I’m a member of Juno, a women’s theatre group based around Salisbury, with a brief to work at correcting the gender imbalance in theatre.
          Juno’s reach is mostly in Wiltshire and Dorset and I’m in Hampshire, but I just sneak in under the ‘within 30 miles of Salisbury’ rule. We are mostly writers, but several members have performance and directing backgrounds too. We make a lively contribution to Salisbury Fringe Festival – somehow not quite part of the ‘official’ Fringe, but there all the same, putting on our own shows alongside it. ‘Little Red Ella and the FGM’ was one such production. Several of us are also working on projects celebrating women in WW1 at present. We run workshops on writing for the theatre: site-specific, non-natural, political, comedy, for example. I’ve learned a lot.
          Our most recent venture has just been on at the Marine Theatre, Lyme Regis – a lovely little jewel of a theatre with nautical-themed loos! Fellow Juno member Christine Diment had run a comedy-writing workshop there for local writers, with the title ‘Women Are Funny Creatures (Too).’ The day resulted in eight scripts , seven of which were performed script-in-hand in the theatre.
          We offered mentoring and divided the scripts between three of us. I read three of the scripts and gave what advice I could to the writers. Two were very clever and funny and just had a couple of technical things to sort out: how is a child going to pick up and carry off a grown-up dressed as a ladybird? How is the man supposed to speak his lines while ‘cramming his mouth with sweets?’
          The writers responded by dealing with these questions with ingenuity and style. Sadly, the third script was unperformable even if we’d had full scenery, props, etc., as it would have been incomprehensible to the child audience it was aimed at. Tactfully, I pointed out some of the more obvious problems and sent it back for revision. It was re-submitted unrevised...
          Had the writer made a mistake and sent the wrong version in? we asked. No, she had not. She responded by withdrawing the script. Her choice, but how sad to lose the chance of a performance at what turned out to be a cracking evening, the theatre crammed full with a very enthusiastic audience.

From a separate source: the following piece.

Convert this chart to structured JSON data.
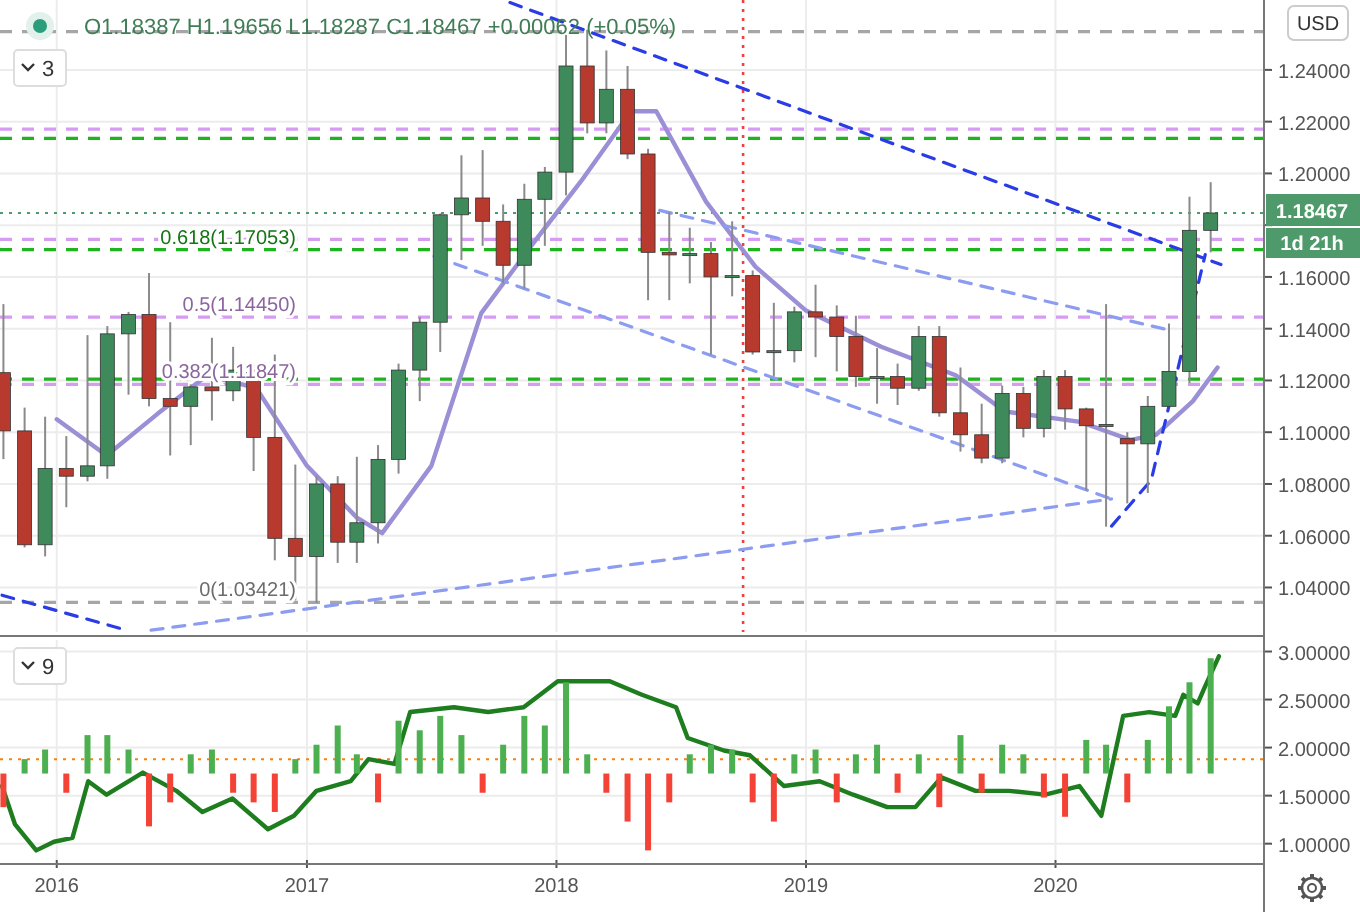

          I expect we’ve all been there – the tricky negotiation with editors and the like, who want changes that we feel will compromise our vision for the work. I’ve usually been on the other end, arguing my point of view – and not always successfully, it must be said, so I feel for the script writer but am somewhat irritated with her at the same time. I don’t suppose many of us have just sat down and written a masterpiece first go, with no need for revision. When I was a child, I just wrote ‘stuff’ – whatever came into my head – stories, poetry, song lyrics – easy peasy! I was praised; clever little girl! It was a long, hartd, rocky road to finding out that ‘clever little girl’ didn’t automatically translate into ‘writer’; that there was a craft and an art to be learned and practised and polished and improved. 
          Still, we had a blast with the remaining playlets. One cheeky (ahem!) monologue put the ‘arse’ into Arsonist’; another play involved ladybirds manning a border crossing into ‘Trumptonia’; there was a worm-turned wife who watched her husband scoff her bag of ‘sweets’ before telling him they were her HRT pills; a man with a lost, nameless, gender-confused dog – all very delightful. Best of all, so many of the writers are now enthused and determined to go on, including a group who wrote their script together and can see the benefits of going on doing just that – absolutely in the tradition of comedy writing!
          I’m back from Lyme Regis for something under 24 hours; off in the morning on a two-day poetry workshop, hoping to learn, to improve...

Comments

JO said…
I love workshops like this - though in my experience there is always one person who can't see that changes might make their work even better. Glad it was so productive for the rest of you.
Bill Kirton said…
Lovely post, Sandra. More than any other type of writing, that intended for performance HAS TO BE a collaborative venture and writers who don't accept that won't get very far. Beckett was a stickler for having actors follow his stage directions to the letter but, even then, it's hard to imagine Rik Mayall and Adrian Edmondson's Vladimir and Estragon being the same as Ian McKellen and Patrick Stewart's. Your own remarks make it obvious that the isolationist writer was depriving herself of some great experiences, lots of fun, and the opportunity to grow as a writer.
Enid Richemont said…
Wow Sandra, you are impressive! Would love to meet up with you again in London, if you ever come this way, and do check out my daughter's Fringe company: Pipeline, which has also been doing some amazing and very successful stuff around the country, including selling a production to South Korea.
Umberto Tosi said…
Wish I lived nearby so I could catch one of these performances.You'd fit right in here in Chicago, a city abuzz with theaters and dramatic workshops.